Legacy Infrastructure
Often, outdated legacy systems simply aren’t advanced enough to handle AI interoperability. Even if you manage to integrate them, you likely won’t be able to orchestrate a high number of AI agents – or complete a high volume of tasks – thanks to platform limitations.
The issue extends to data sharing: if AI agents can’t access data trapped in legacy systems, their performance may be limited. The agents won’t have the context needed to become truly transformational.
Security and Compliance
Unsurprisingly, AI interoperability has its fair share of security risks. Right now, there’s no “zero-trust equivalent” for cross-platform AI. This makes workflows easier to penetrate and data easier to access, potentially leading to cascading failures across the entire system.
AI interoperability can also create serious accountability and governance gaps. It’s hard to know who “owns” an error when multiple systems from multiple vendors are involved. Audit trails are more difficult to clearly decipher, data sovereignty becomes muddled, and iron-clad permissioning becomes more essential than ever.
Best Practices For AI Interoperability
While the goalposts are always moving, those successfully implementing AI interoperability follow the below best practices.
1. Design with AI Interoperability In Mind
Successfully AI interoperability relies on a strong foundation for both data and protocols. From day one, implement key open-standards protocols like MCP, A2A, and A2C, focus on modality agnosticism, and ensure underlying data is consistently labeled and traceable.
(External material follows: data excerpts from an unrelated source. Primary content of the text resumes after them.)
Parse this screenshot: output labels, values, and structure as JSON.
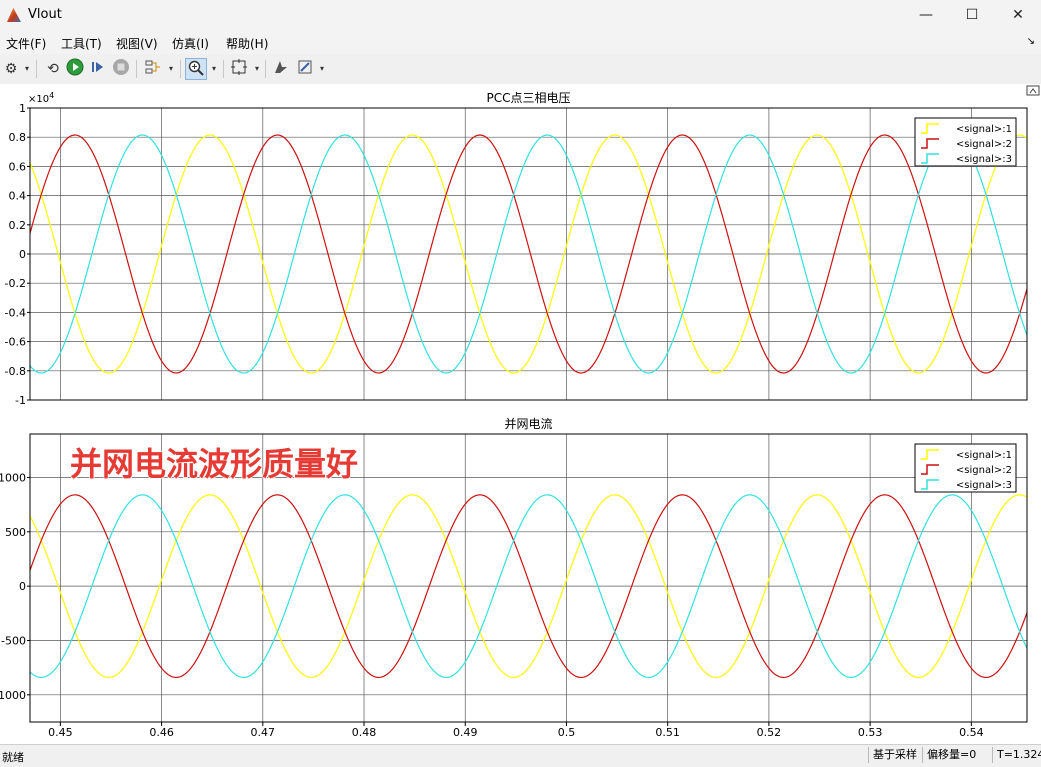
{
  "window": {
    "title": "Vlout",
    "minimize": "—",
    "maximize": "☐",
    "close": "✕"
  },
  "menu": [
    "文件(F)",
    "工具(T)",
    "视图(V)",
    "仿真(I)",
    "帮助(H)"
  ],
  "toolbar_icons": [
    "gear-icon",
    "restore-icon",
    "run-icon",
    "step-icon",
    "stop-icon",
    "signal-select-icon",
    "zoom-in-icon",
    "fit-axes-icon",
    "cursor-icon",
    "style-icon"
  ],
  "plots": [
    {
      "title": "PCC点三相电压",
      "exponent_label": "×10",
      "exponent_power": "4",
      "yticks": [
        1,
        0.8,
        0.6,
        0.4,
        0.2,
        0,
        -0.2,
        -0.4,
        -0.6,
        -0.8,
        -1
      ],
      "ytick_labels": [
        "1",
        "0.8",
        "0.6",
        "0.4",
        "0.2",
        "0",
        "-0.2",
        "-0.4",
        "-0.6",
        "-0.8",
        "-1"
      ],
      "ylim": [
        -1,
        1
      ],
      "amplitude": 0.815,
      "legend": [
        "<signal>:1",
        "<signal>:2",
        "<signal>:3"
      ],
      "annotation": ""
    },
    {
      "title": "并网电流",
      "yticks": [
        1000,
        500,
        0,
        -500,
        -1000
      ],
      "ytick_labels": [
        "1000",
        "500",
        "0",
        "-500",
        "-1000"
      ],
      "ylim": [
        -1250,
        1400
      ],
      "amplitude": 840,
      "legend": [
        "<signal>:1",
        "<signal>:2",
        "<signal>:3"
      ],
      "annotation": "并网电流波形质量好"
    }
  ],
  "chart_data": {
    "type": "line",
    "x_range": [
      0.447,
      0.5455
    ],
    "xticks": [
      0.45,
      0.46,
      0.47,
      0.48,
      0.49,
      0.5,
      0.51,
      0.52,
      0.53,
      0.54
    ],
    "xtick_labels": [
      "0.45",
      "0.46",
      "0.47",
      "0.48",
      "0.49",
      "0.5",
      "0.51",
      "0.52",
      "0.53",
      "0.54"
    ],
    "frequency_hz": 50,
    "series": [
      {
        "name": "<signal>:1",
        "color": "#ffff00",
        "phase_deg": 130
      },
      {
        "name": "<signal>:2",
        "color": "#cc1111",
        "phase_deg": 10
      },
      {
        "name": "<signal>:3",
        "color": "#33e0e0",
        "phase_deg": 250
      }
    ],
    "grid": true,
    "legend_position": "top-right"
  },
  "status": {
    "left": "就绪",
    "mode": "基于采样",
    "offset": "偏移量=0",
    "time": "T=1.324"
  }
}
2. Take A Zero-Trust Approach
In an interoperable environment, agents constantly make requests across systems, vendors, and data sources. Every one of those requests potentially exposes a vulnerability. A zero-trust approach doesn’t assume the safety of any AI agent or system, meaning it verifies every interaction against governance and security policies before moving to the next step. Enforce least-privilege access for every agent, build modular and containerized, and narrowly score credentials.
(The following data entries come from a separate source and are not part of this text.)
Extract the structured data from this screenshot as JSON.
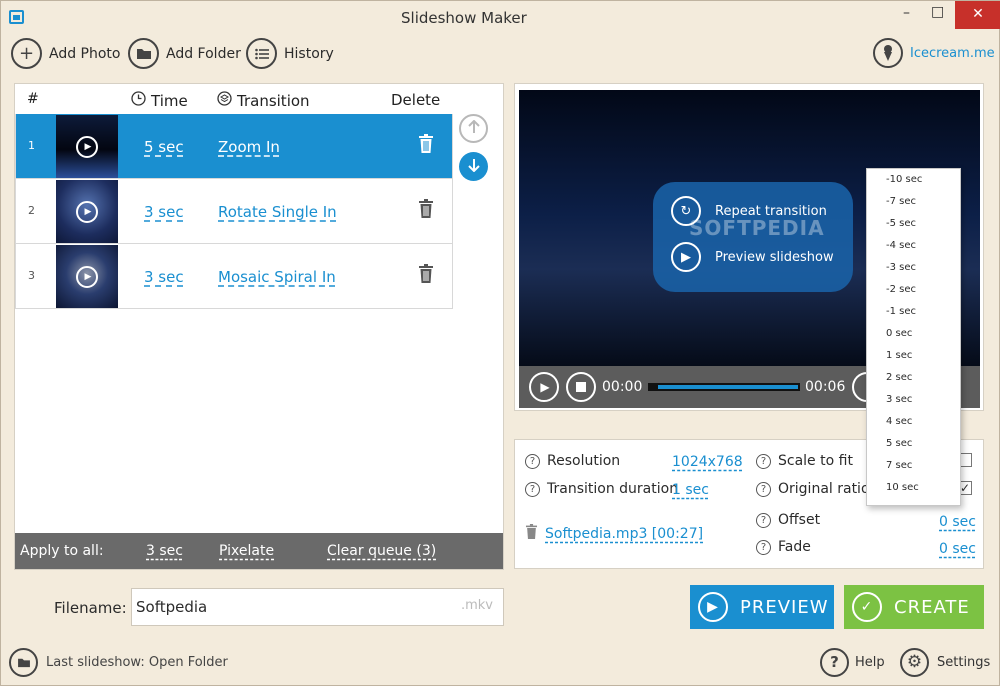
{
  "window": {
    "title": "Slideshow Maker",
    "controls": [
      "–",
      "□",
      "✕"
    ]
  },
  "toolbar": {
    "add_photo": "Add Photo",
    "add_folder": "Add Folder",
    "history": "History",
    "brand_link": "Icecream.me"
  },
  "queue": {
    "headers": {
      "num": "#",
      "time": "Time",
      "transition": "Transition",
      "delete": "Delete"
    },
    "rows": [
      {
        "num": "1",
        "time": "5 sec",
        "transition": "Zoom In",
        "selected": true
      },
      {
        "num": "2",
        "time": "3 sec",
        "transition": "Rotate Single In",
        "selected": false
      },
      {
        "num": "3",
        "time": "3 sec",
        "transition": "Mosaic Spiral In",
        "selected": false
      }
    ],
    "apply_all": {
      "label": "Apply to all:",
      "time": "3 sec",
      "transition": "Pixelate",
      "clear": "Clear queue (3)"
    }
  },
  "preview": {
    "overlay": {
      "repeat": "Repeat transition",
      "preview": "Preview slideshow"
    },
    "watermark": "SOFTPEDIA",
    "time_current": "00:00",
    "time_total": "00:06"
  },
  "settings": {
    "resolution_label": "Resolution",
    "resolution_value": "1024x768",
    "transition_duration_label": "Transition duration",
    "transition_duration_value": "1 sec",
    "audio_file": "Softpedia.mp3 [00:27]",
    "scale_to_fit_label": "Scale to fit",
    "original_ratio_label": "Original ratio",
    "offset_label": "Offset",
    "offset_value": "0 sec",
    "fade_label": "Fade",
    "fade_value": "0 sec"
  },
  "offset_dropdown": {
    "options": [
      "-10 sec",
      "-7 sec",
      "-5 sec",
      "-4 sec",
      "-3 sec",
      "-2 sec",
      "-1 sec",
      "0 sec",
      "1 sec",
      "2 sec",
      "3 sec",
      "4 sec",
      "5 sec",
      "7 sec",
      "10 sec"
    ]
  },
  "output": {
    "filename_label": "Filename:",
    "filename_value": "Softpedia",
    "extension": ".mkv",
    "preview_button": "PREVIEW",
    "create_button": "CREATE"
  },
  "footer": {
    "last_slideshow": "Last slideshow: Open Folder",
    "help": "Help",
    "settings": "Settings"
  },
  "colors": {
    "accent_blue": "#1a8fd0",
    "create_green": "#7cc243",
    "background": "#f3ebdc"
  }
}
3. Focus on Governance and Observability
Interoperable AI agents do a lot, across a lot of different systems, in a short amount of time – but you can’t govern what you can’t see. While AI agents operate autonomously, they still require an experience layer that interfaces between humans and AI agents. This layer should emphasize explainability, showing the agent's status, reasoning, and data sources. This makes it easier for human agents to audit decision and trust outcomes. Paired with real-time monitoring, this approach lets organizations detect unusual patterns, orchestration drift, and compromised outputs before they cause cascading failures.
Treat agent permissions how you treat human employee access: defined roles, regular reviews, and clear audit trails. The goal is a system where you can answer, at any moment, exactly which agents have access to what, why, and who approved it.
Finally, deploy an overarching orchestration layer that coordinates tasks, manages dependencies, and handles agent-to-agent communication. Pair this layer with advanced telemetry and comprehensive observability.